Between 1918 and 1929, Goldfarb collaborated with his brother Samuel, head of music for the New York Bureau of Jewish Education, on a series of songbooks intended for communal and school use. They together published over ten volumes of music, including the widely circulated collections Friday Evening Melodies (1918) and The Jewish Songster (1919).

Goldfarb composed a melody for the Kabbalistic hymn Shalom Aleichem in May 1918. The setting was first published in Friday Evening Melodies, and it debuted at a Jewish youth rally in Madison Square Garden.

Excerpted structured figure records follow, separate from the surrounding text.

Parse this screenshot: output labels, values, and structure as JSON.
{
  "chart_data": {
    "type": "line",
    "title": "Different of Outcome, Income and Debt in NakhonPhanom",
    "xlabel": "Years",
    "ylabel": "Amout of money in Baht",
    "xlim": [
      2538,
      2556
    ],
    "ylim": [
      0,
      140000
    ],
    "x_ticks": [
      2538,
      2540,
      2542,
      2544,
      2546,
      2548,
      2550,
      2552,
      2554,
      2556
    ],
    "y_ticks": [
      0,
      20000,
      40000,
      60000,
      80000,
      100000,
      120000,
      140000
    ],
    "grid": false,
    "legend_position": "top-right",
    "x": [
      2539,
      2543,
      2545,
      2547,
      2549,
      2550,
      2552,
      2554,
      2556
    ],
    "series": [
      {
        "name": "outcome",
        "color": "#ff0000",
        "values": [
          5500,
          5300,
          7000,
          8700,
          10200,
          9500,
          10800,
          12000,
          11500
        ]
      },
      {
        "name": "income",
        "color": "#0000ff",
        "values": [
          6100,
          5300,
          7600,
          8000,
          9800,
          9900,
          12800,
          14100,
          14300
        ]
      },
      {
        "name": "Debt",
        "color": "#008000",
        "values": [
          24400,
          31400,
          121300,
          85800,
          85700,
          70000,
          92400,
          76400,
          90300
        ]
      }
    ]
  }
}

The composition became widely adopted in Ashkenazi congregations in North America and later internationally. Some later publications and recordings identified the melody as "traditional" or "Hasidic," despite its documented authorship.

== Death ==

Goldfarb died on 13 February 1967 at South Nassau Communities Hospital in Oceanside, New York, at the age of 87. He was survived by his wife, Frieda Kessler, their children, and extended family members.